2. Streitgegenständlich sind im vorliegenden Verfahren die Bescheide vom 06.01.2020 und 04.06.2020 in Gestalt des Widerspruchsbescheids vom 20.08.2020 (§ 95 SGG) sowie der Bescheid vom 19.12.2020, mit denen die Beklagte Beiträge zur Kranken- und Pflegeversicherung im noch streitigen Zeitraum vom 01.01.2020 bis 28.02.2021 aus einem Versorgungsbezug festgesetzt hat.

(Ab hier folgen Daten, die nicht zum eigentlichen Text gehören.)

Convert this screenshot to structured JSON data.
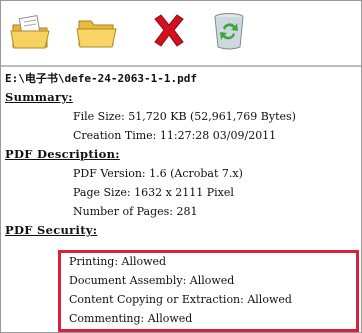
{
  "toolbar": {
    "buttons": [
      {
        "name": "open-file-icon"
      },
      {
        "name": "open-folder-icon"
      },
      {
        "name": "remove-icon"
      },
      {
        "name": "recycle-bin-icon"
      }
    ]
  },
  "file": {
    "path": "E:\\电子书\\defe-24-2063-1-1.pdf"
  },
  "summary": {
    "heading": "Summary:",
    "file_size": "File Size: 51,720 KB (52,961,769 Bytes)",
    "creation_time": "Creation Time: 11:27:28 03/09/2011"
  },
  "pdf_description": {
    "heading": "PDF Description:",
    "version": "PDF Version: 1.6 (Acrobat 7.x)",
    "page_size": "Page Size: 1632 x 2111 Pixel",
    "pages": "Number of Pages: 281"
  },
  "pdf_security": {
    "heading": "PDF Security:",
    "printing": "Printing: Allowed",
    "document_assembly": "Document Assembly: Allowed",
    "content_copying": "Content Copying or Extraction: Allowed",
    "commenting": "Commenting: Allowed"
  },
  "colors": {
    "highlight": "#d6223a",
    "folder": "#f3c94a",
    "remove": "#d4101f",
    "recycle": "#3ea63a"
  }
}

Der Kläger wendet sich hierbei allein gegen die Höhe des Krankenversicherungs-beitrages (inklusive Zusatzbeitrag), insbesondere die Anwendung des ab dem 01.01.2020 in § 226 Abs. 2 Satz 2 SGB V geregelten Freibetrages durch die Beklagte, die bei ihm zu keiner Beitragsentlastung führt.

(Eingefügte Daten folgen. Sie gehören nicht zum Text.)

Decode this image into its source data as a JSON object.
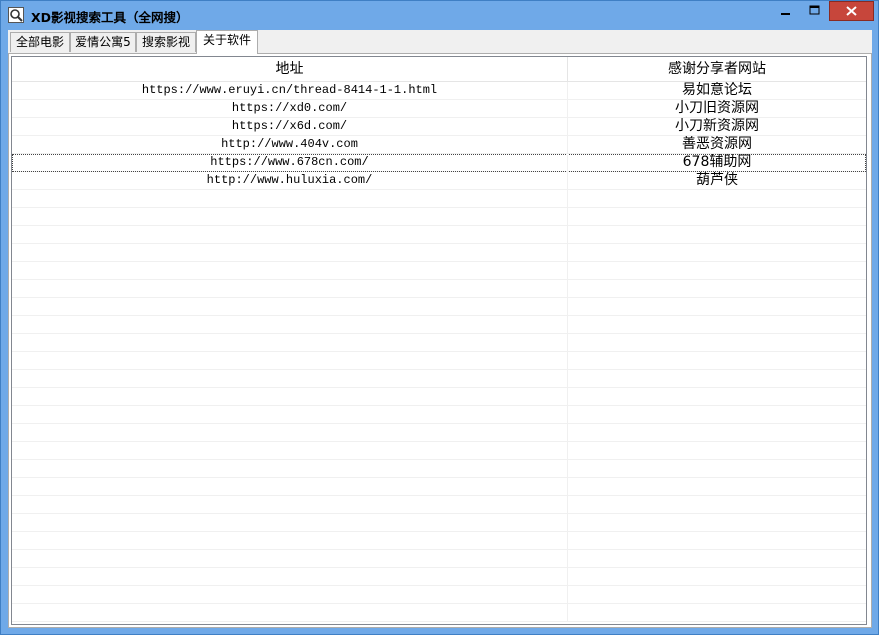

Da für die zur sozialen Pflegeversicherung zu zahlenden Beiträge § 226 Abs. 2 Satz 2 SGB V aufgrund einer bewusst fehlenden Verweisung in § 57 Abs. 1 Satz 1 SGB XI (Änderung der bisherigen umfassenden Bezugnahme auf § 226 SGB V zu einer differenzierenden Bezugnahme nur auf § 226 Abs. 1, 2 Satz 1 und Abs. 3 und 4 SGB V zum 01.01.2020 durch Art. 2 GKV-Betriebsrentenfreibetragsgesetz vom 21.12.2019, BGBl I 2019, 2913., vgl. hierzu auch Beschlussempfehlung und Bericht, BT-Drs. 19/15877, S. 14) nicht gilt, ist vorliegend allein die Höhe der Krankenversicherungsbeiträge streitig, weshalb sich die Klage auch nur gegen die beklagte Krankenkasse richtet.

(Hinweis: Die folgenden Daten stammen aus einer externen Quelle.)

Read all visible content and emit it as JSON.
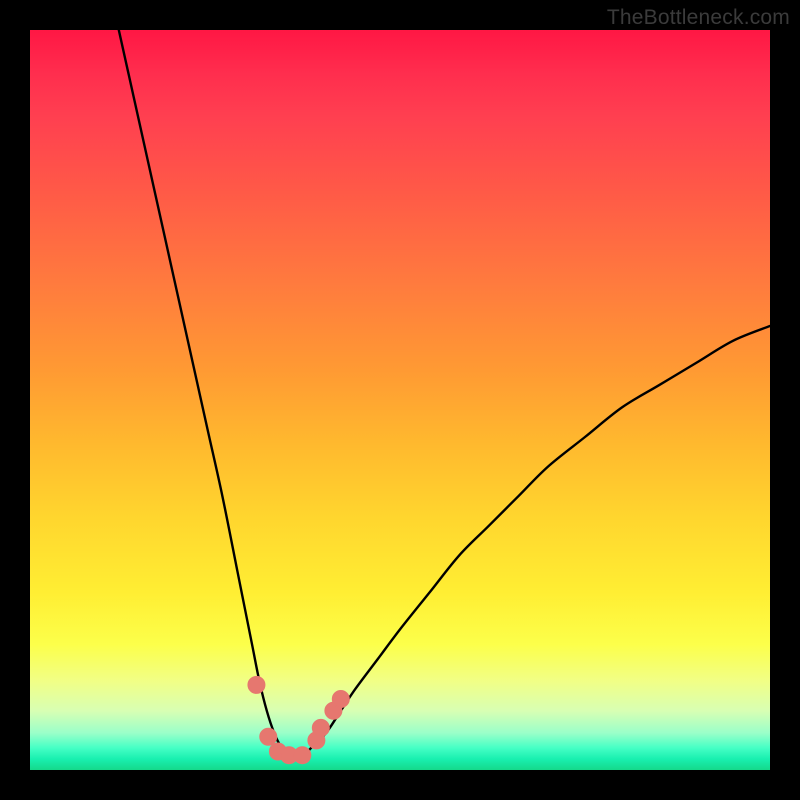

Der bereits während des Klageverfahrens ergangene Bescheid vom 19.12.2020 ist gemäß § 96 Abs. 1 SGG Verfahrensgegenstand geworden. Nach § 96 Abs. 1 SGG wird ein neuer Verwaltungsakt nach Klageerhebung dann Gegenstand des Klageverfahrens, wenn er nach Erlass des Widerspruchsbescheides ergangen ist und den angefochtenen Verwaltungsakt abändert oder ersetzt. Da der Bescheid vom 19.12.2020 zur Regelung desselben Rechtsverhältnisses ergangen ist, indem er die Beitragshöhe dem ab dem 01.01.2021 geltenden Beitragssatz angepasst und somit den Bescheid vom 04.06.2020 ersetzt hat, ist er vorliegend Gegenstand des Klageverfahrens geworden (vgl. B. Schmidt, in: Meyer-Ladewig/Keller/Leitherer/Schmidt, SGG, 13. Aufl. 2020, § 96 Rn. 4). Zeitlich begrenzt wird der hier noch streitige Zeitraum durch das Ende der Mitgliedschaft des Klägers bei der Beklagten zum 28.02.2021 (vgl. Bescheid vom 06.01.2021).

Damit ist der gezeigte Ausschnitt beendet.